Ataque a Macomia mostra que os jihadistas de Cabo Delgado estão recuperados das baixas sofridas
Centenas de insurgentes atacaram a sede de município de Macomia num ataque coordenado de várias direcções, que incluiu combates com forças sul-africanas. Força ruandesa foi impedida de vir em socorro.

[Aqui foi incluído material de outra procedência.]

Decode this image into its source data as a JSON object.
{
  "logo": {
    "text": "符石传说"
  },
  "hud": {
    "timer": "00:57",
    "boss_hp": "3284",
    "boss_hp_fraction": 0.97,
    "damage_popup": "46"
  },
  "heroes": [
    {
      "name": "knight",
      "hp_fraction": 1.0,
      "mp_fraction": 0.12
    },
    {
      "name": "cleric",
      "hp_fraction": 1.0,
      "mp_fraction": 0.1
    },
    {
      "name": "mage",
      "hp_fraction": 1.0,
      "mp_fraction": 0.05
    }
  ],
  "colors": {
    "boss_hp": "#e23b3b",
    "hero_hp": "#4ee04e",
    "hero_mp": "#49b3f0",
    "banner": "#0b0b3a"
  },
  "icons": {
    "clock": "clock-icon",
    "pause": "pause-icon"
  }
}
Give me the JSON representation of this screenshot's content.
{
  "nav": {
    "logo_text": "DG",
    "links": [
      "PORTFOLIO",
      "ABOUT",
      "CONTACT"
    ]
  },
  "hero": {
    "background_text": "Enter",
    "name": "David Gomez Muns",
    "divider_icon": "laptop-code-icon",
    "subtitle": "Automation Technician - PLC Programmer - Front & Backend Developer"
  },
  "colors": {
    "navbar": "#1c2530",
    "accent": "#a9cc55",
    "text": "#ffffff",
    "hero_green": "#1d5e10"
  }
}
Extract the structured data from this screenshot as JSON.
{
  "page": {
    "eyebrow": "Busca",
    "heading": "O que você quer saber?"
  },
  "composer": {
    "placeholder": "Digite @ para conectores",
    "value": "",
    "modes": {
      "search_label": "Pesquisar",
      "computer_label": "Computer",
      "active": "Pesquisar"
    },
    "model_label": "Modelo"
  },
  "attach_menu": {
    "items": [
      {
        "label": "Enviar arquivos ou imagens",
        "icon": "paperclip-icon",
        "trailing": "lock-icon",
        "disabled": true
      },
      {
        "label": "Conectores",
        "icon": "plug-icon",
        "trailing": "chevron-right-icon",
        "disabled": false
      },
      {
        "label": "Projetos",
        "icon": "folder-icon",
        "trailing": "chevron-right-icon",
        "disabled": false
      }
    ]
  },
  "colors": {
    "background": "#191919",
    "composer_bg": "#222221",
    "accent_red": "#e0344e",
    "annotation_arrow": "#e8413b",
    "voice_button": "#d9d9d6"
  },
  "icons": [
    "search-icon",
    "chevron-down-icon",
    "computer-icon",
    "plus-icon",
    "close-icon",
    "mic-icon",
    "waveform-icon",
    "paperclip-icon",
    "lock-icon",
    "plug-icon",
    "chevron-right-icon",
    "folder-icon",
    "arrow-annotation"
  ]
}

Para quem ainda acreditava, apesar de todas as evidências, que o conflito em Cabo Delgado estava perto do fim, o ataque de sexta-feira em Macomia veio demonstrar que o recrudescimento dos ataques dos últimos meses é mesmo uma demonstração de força dos jihadistas, num aparente sinal de que foram capazes de recuperar das baixas, escolher novos líderes e refazer as fileiras a ponto de ousar um ataque em grande escala à sede de um município.
Durante 24 horas, os membros do Al-Shabab moçambicano mantiveram o controlo da vila, naquele que foi a sua operação mais ousada desde a chegada das forças ruandesas e da Missão Militar Internacional da Comunidade de Desenvolvimento da África Austral (SAMIM) em meados de 2021. Tal a dimensão do ataque que o Governo moçambicano, contrariando o que tem sido a sua prática desde o início do conflito em Cabo Delgado em Outubro de 2017, emitiu um comunicado a admitir o ataque, mas para dizer que tinha sido repelido ao fim de 45 minutos.
Um relato que as provas e as testemunhas no terreno contrariam, dando conta de uma dezena de mortos, entre eles membros das Forças Armadas de Defesa de Moçambique (FADM). Machude Salimo Abudo disse ao Carta de Moçambique que, em 24 horas de ocupação, entre sexta e sábado, os jihadistas terão matado pelo menos dez pessoas, deixando um rasto de destruição de bens públicos e privados e levando consigo 15 viaturas, incluindo dos Médicos Sem Fronteiras e da Acção Contra a Fome.
"Começando pelos mortos, dois corpos foram encontrados em Changane, igual número em Napulubo e um [também de militar] ali na estação. Outros quatro corpos foram encontrados na zona da Ceta e aqui também devo incluir o comandante da força local de Xinavane e outro das FADM aqui mesmo em Nanga", disse a fonte.
As viaturas terão sido usadas para levar toda a comida que os jihadistas conseguiram saquear em Macomia, vila situada junto à costa no percurso da estrada nacional N1, que liga o extremo sul ao extremo norte de Moçambique. Um funcionário dos Médicos Sem Fronteiras confirmou ao mesmo jornal moçambicano que quase todas as viaturas da organização foram levadas, bem como muitos medicamentos.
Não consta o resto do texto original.